Ultralow-dose CT allowed measurement of renal depth in most patients. Substantial differences in renal depth between prediction and CT measurement indicated potential usefulness of CT measurement, although no actual improvement in the accuracy of clearance estimation was demonstrated in this study.
使用预定义公式预测的肾脏深度常用于基于相机的肾功能评估。我们研究了使用与动态肾闪烁扫描相结合获得的超低剂量 CT 图像测量肾脏深度的可行性和实用性。

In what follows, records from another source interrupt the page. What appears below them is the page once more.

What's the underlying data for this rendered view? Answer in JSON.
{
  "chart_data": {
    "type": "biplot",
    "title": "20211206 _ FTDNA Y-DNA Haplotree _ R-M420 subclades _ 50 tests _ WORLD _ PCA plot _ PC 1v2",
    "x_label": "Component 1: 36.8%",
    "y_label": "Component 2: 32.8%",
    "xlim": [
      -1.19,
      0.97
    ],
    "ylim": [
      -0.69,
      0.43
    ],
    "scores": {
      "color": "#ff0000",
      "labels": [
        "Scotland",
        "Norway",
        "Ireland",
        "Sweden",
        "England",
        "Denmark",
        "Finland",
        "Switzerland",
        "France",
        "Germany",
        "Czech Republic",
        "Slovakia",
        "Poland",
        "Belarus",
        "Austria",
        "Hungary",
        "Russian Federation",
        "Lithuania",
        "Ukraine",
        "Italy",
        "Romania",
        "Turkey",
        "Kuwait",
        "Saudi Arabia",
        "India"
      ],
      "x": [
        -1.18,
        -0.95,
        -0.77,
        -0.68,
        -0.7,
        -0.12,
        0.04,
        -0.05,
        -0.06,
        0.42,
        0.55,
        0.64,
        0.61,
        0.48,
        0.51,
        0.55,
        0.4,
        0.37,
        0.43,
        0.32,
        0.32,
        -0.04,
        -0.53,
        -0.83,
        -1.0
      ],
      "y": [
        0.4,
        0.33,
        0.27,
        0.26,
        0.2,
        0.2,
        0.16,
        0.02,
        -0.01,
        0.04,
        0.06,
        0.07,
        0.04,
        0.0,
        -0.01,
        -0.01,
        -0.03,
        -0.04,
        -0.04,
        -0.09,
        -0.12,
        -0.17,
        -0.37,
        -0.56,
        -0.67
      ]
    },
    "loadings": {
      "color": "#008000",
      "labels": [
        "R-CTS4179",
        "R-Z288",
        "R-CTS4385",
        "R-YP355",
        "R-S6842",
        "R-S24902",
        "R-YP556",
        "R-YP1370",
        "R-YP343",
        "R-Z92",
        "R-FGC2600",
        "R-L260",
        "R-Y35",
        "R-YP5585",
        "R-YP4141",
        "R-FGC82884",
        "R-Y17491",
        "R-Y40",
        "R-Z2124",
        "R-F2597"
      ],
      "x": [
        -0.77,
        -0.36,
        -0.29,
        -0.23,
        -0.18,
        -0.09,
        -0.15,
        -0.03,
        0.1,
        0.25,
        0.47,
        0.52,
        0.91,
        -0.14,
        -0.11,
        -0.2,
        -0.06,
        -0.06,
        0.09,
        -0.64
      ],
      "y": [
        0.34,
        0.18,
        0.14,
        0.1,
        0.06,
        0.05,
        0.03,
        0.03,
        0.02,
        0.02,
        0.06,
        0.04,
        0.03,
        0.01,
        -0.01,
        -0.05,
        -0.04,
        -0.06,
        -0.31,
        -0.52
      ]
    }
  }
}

在 SPECT/CT 扫描仪上对 117 例患者(225 个肾脏)进行 Tc-MAG3 动态肾闪烁扫描,并在示踪剂注射前立即在自由呼吸时进行超低剂量 CT(估计有效剂量为 0.17 mSv)。通过视觉评估 CT 图像上肾脏轮廓的清晰度。通过 2 种方法测量肾脏深度,并与 2 种先前报道的方法预测的深度进行比较。使用单样本方法作为标准评估基于相机的使用预测和测量深度的清除率的准确性。
225 个肾脏中有 18 个肾脏的肾脏轮廓清晰度较差,117 例患者中有 12 例被认为不适合进行深度测量。对符合条件的患者进行测量,显示出极好的观察者内和观察者间的可重复性。虽然两种 CT 测量方法和两种预测方法的平均深度相似,但在大约 20%的肾脏中,CT 测量和预测之间的绝对差异超过 1 厘米。CT 测量肾脏深度未能提高基于相机的清除率评估的准确性。
超低剂量 CT 允许在大多数患者中测量肾脏深度。预测和 CT 测量之间的肾脏深度存在显著差异表明 CT 测量具有潜在的实用性,尽管在本研究中未证明清除率估计准确性的实际改善。